Watch the 4->5->3, 6->7->5, 10->12->9, 18->20->15, 30->33->24 progression. The live heap (third number) is growing as our sink slice retains more pointers. The trigger heap (first number, on next cycle) tracks: each cycle starts roughly 2× the previous live size, because GOGC=100 means "200% headroom."

The middle pause-free phase grew too: 0.310.460.661.42.43.6 ms. That's expected; marking takes time proportional to the live object graph. Stop-the-world phases stayed flat (~15 µs + ~30 µs) regardless of heap size - that's the whole point of Go's concurrent GC.

What this tells you

  • Go's GC pauses are measured in tens of microseconds. The "GC pause" most people complain about in older runtimes does not apply here.
  • "GC took 3.6 ms" sounds bad, but 99.9% of that was concurrent. Your goroutines kept running.
  • Heap headroom is the lever. GOGC=200 doubles the headroom (less frequent, bigger cycles); GOGC=50 halves it (more frequent, smaller). GOMEMLIMIT (Go 1.19+) caps absolute heap regardless of GOGC.

Try tuning

Re-run with different settings:

$ GOGC=50 GODEBUG=gctrace=1 go run allocator.go 2>&1 | head -10
# More GC cycles, smaller peaks, slightly more CPU on GC.

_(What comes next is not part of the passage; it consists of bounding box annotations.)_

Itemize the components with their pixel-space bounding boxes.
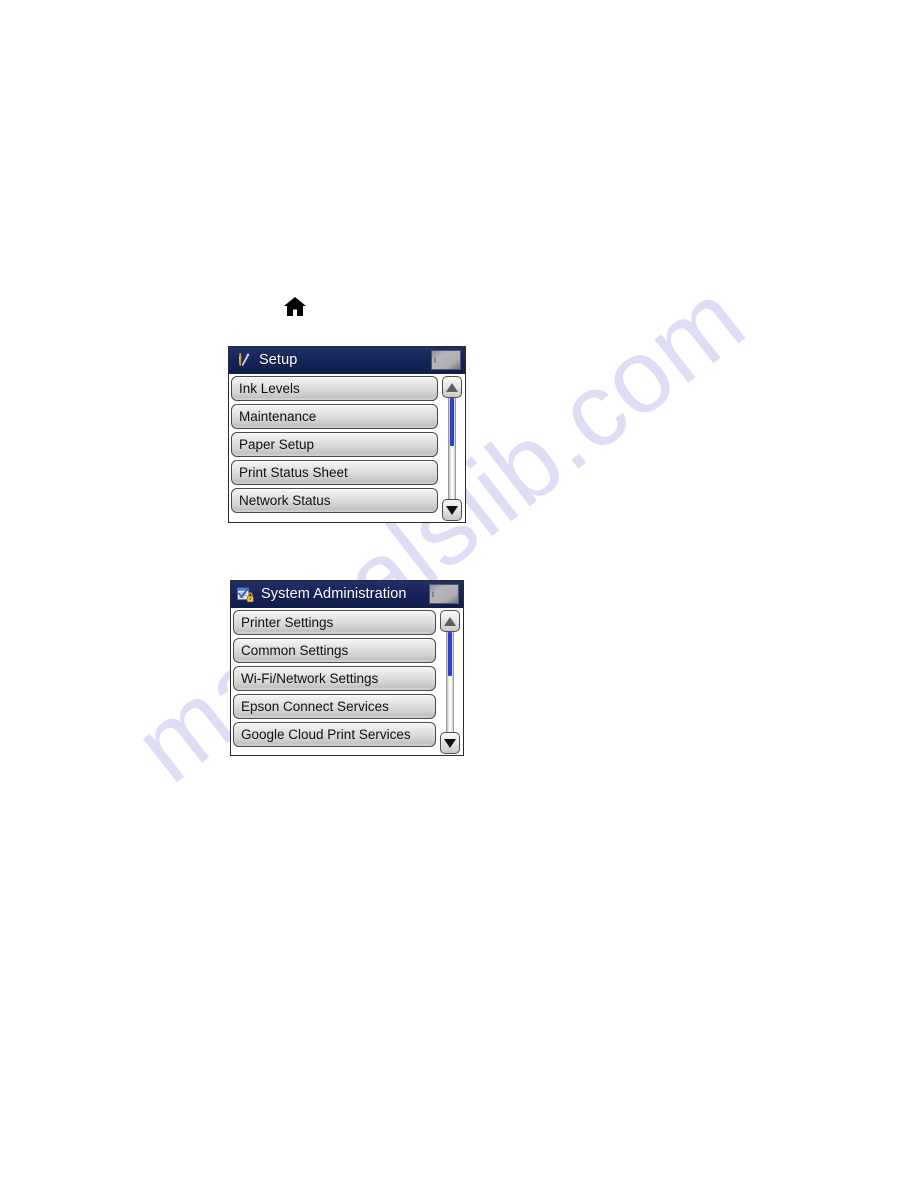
menu-item-google-cloud-print-services[interactable]: Google Cloud Print Services	[233, 722, 436, 747]
menu-item-common-settings[interactable]: Common Settings	[233, 638, 436, 663]
system-administration-menu-list: Printer Settings Common Settings Wi-Fi/N…	[233, 610, 436, 754]
menu-item-print-status-sheet[interactable]: Print Status Sheet	[231, 460, 438, 485]
menu-item-ink-levels[interactable]: Ink Levels	[231, 376, 438, 401]
info-badge-glyph: i	[432, 588, 434, 599]
scrollbar-track[interactable]	[448, 396, 456, 501]
setup-menu-list: Ink Levels Maintenance Paper Setup Print…	[231, 376, 438, 521]
info-badge-glyph: i	[434, 354, 436, 365]
scrollbar-track[interactable]	[446, 630, 454, 734]
menu-item-wifi-network-settings[interactable]: Wi-Fi/Network Settings	[233, 666, 436, 691]
triangle-up-icon	[444, 616, 456, 626]
menu-item-paper-setup[interactable]: Paper Setup	[231, 432, 438, 457]
setup-panel-info-badge[interactable]: i	[431, 350, 461, 370]
setup-panel-body: Ink Levels Maintenance Paper Setup Print…	[229, 374, 465, 522]
triangle-down-icon	[446, 505, 458, 515]
setup-panel-scrollbar[interactable]	[441, 376, 463, 521]
scroll-down-button[interactable]	[440, 732, 460, 754]
triangle-down-icon	[444, 738, 456, 748]
setup-panel-titlebar: Setup i	[229, 347, 465, 374]
scroll-up-button[interactable]	[442, 376, 462, 398]
setup-panel-title: Setup	[259, 352, 298, 369]
menu-item-network-status[interactable]: Network Status	[231, 488, 438, 513]
menu-item-maintenance[interactable]: Maintenance	[231, 404, 438, 429]
wrench-screwdriver-icon	[238, 353, 250, 367]
home-icon	[283, 296, 307, 318]
scrollbar-thumb[interactable]	[448, 632, 452, 676]
scroll-down-button[interactable]	[442, 499, 462, 521]
system-administration-title: System Administration	[261, 586, 407, 603]
system-administration-titlebar: System Administration i	[231, 581, 463, 608]
system-administration-scrollbar[interactable]	[439, 610, 461, 754]
menu-item-epson-connect-services[interactable]: Epson Connect Services	[233, 694, 436, 719]
menu-item-printer-settings[interactable]: Printer Settings	[233, 610, 436, 635]
setup-panel: Setup i Ink Levels Maintenance Paper Set…	[228, 346, 466, 523]
scrollbar-thumb[interactable]	[450, 398, 454, 447]
scroll-up-button[interactable]	[440, 610, 460, 632]
system-administration-info-badge[interactable]: i	[429, 584, 459, 604]
system-administration-body: Printer Settings Common Settings Wi-Fi/N…	[231, 608, 463, 755]
system-administration-panel: System Administration i Printer Settings…	[230, 580, 464, 756]
triangle-up-icon	[446, 382, 458, 392]
clipboard-lock-icon	[236, 587, 254, 603]
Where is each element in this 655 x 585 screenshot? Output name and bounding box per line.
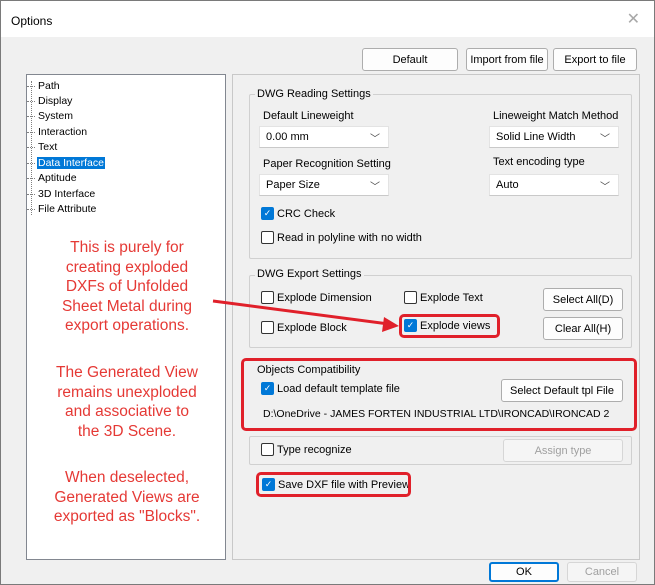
- default-button[interactable]: Default: [362, 48, 458, 71]
- chevron-down-icon: ﹀: [600, 134, 610, 145]
- encoding-select[interactable]: Auto ﹀: [489, 174, 619, 196]
- chevron-down-icon: ﹀: [600, 182, 610, 193]
- dwg-reading-title: DWG Reading Settings: [255, 88, 373, 100]
- annotation-paragraph-3: When deselected, Generated Views are exp…: [53, 469, 201, 525]
- select-all-button[interactable]: Select All(D): [543, 288, 623, 311]
- match-method-select[interactable]: Solid Line Width ﹀: [489, 126, 619, 148]
- title-bar: Options ✕: [1, 1, 654, 37]
- ok-button[interactable]: OK: [489, 562, 559, 582]
- options-dialog: Options ✕ Default Import from file Expor…: [0, 0, 655, 585]
- explode-text-checkbox[interactable]: Explode Text: [404, 291, 483, 304]
- explode-views-highlight: [399, 314, 500, 338]
- export-to-file-button[interactable]: Export to file: [553, 48, 637, 71]
- save-dxf-highlight: [256, 472, 411, 497]
- load-template-checkbox[interactable]: ✓ Load default template file: [261, 382, 400, 395]
- tree-item-aptitude[interactable]: Aptitude: [27, 171, 78, 185]
- lineweight-label: Default Lineweight: [263, 110, 354, 122]
- tree-item-file-attribute[interactable]: File Attribute: [27, 202, 97, 216]
- encoding-label: Text encoding type: [493, 156, 585, 168]
- tree-item-display[interactable]: Display: [27, 94, 73, 108]
- lineweight-select[interactable]: 0.00 mm ﹀: [259, 126, 389, 148]
- explode-block-checkbox[interactable]: Explode Block: [261, 321, 347, 334]
- objects-compat-title: Objects Compatibility: [257, 364, 361, 376]
- dwg-export-title: DWG Export Settings: [255, 268, 364, 280]
- type-recognize-checkbox[interactable]: Type recognize: [261, 443, 352, 456]
- tree-item-interaction[interactable]: Interaction: [27, 125, 88, 139]
- close-icon[interactable]: ✕: [627, 9, 640, 29]
- checkmark-icon: ✓: [261, 207, 274, 220]
- template-path: D:\OneDrive - JAMES FORTEN INDUSTRIAL LT…: [263, 408, 610, 420]
- annotation-paragraph-2: The Generated View remains unexploded an…: [56, 364, 198, 440]
- polyline-checkbox[interactable]: Read in polyline with no width: [261, 231, 422, 244]
- tree-item-3d-interface[interactable]: 3D Interface: [27, 187, 96, 201]
- match-method-label: Lineweight Match Method: [493, 110, 619, 122]
- import-from-file-button[interactable]: Import from file: [466, 48, 548, 71]
- checkmark-icon: ✓: [261, 382, 274, 395]
- clear-all-button[interactable]: Clear All(H): [543, 317, 623, 340]
- chevron-down-icon: ﹀: [370, 134, 380, 145]
- tree-item-system[interactable]: System: [27, 109, 74, 123]
- explode-dimension-checkbox[interactable]: Explode Dimension: [261, 291, 372, 304]
- paper-recognition-select[interactable]: Paper Size ﹀: [259, 174, 389, 196]
- tree-item-path[interactable]: Path: [27, 79, 61, 93]
- paper-recognition-label: Paper Recognition Setting: [263, 158, 391, 170]
- chevron-down-icon: ﹀: [370, 182, 380, 193]
- window-title: Options: [11, 14, 53, 28]
- tree-item-data-interface[interactable]: Data Interface: [27, 156, 105, 170]
- cancel-button[interactable]: Cancel: [567, 562, 637, 582]
- assign-type-button[interactable]: Assign type: [503, 439, 623, 462]
- select-default-tpl-button[interactable]: Select Default tpl File: [501, 379, 623, 402]
- annotation-paragraph-1: This is purely for creating exploded DXF…: [61, 239, 193, 334]
- tree-item-text[interactable]: Text: [27, 140, 58, 154]
- crc-check-checkbox[interactable]: ✓ CRC Check: [261, 207, 335, 220]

$ GOGC=200 GODEBUG=gctrace=1 go run allocator.go 2>&1 | head -10
# Fewer GC cycles, larger peaks, lower GC CPU but more memory.

$ GOMEMLIMIT=20MiB GOGC=100 GODEBUG=gctrace=1 go run allocator.go 2>&1 | head -20
# Soft cap: when heap approaches 20 MiB, GC runs more aggressively
# to stay under the limit even if GOGC would let it grow.

The trap

Reading gctrace and concluding "we should tune GOGC in production." Usually no. In 95% of cases, the right answer is: 1. Use the default GOGC=100. 2. Set GOMEMLIMIT to ~80% of your container's memory limit so the GC starts pushing back before OOM. 3. Use runtime/pprof heap profiles to find allocation hotspots and fix the code, not the GC.

Tuning GOGC is a last resort and almost always trades latency for throughput (or vice versa) - not a free win.

Exercise

  1. Run the program above. Identify the GC cycle in which the heap first crossed 100 MB.
  2. Add a sync.Pool for the byte arrays. Re-run with the same GOGC=100. How many GC cycles happen now? How does the heap profile change?
  3. Run with -toolexec='go tool trace' and view the resulting trace in go tool trace UI. Find a GC cycle. See the assists, the background sweepers, the STW phases.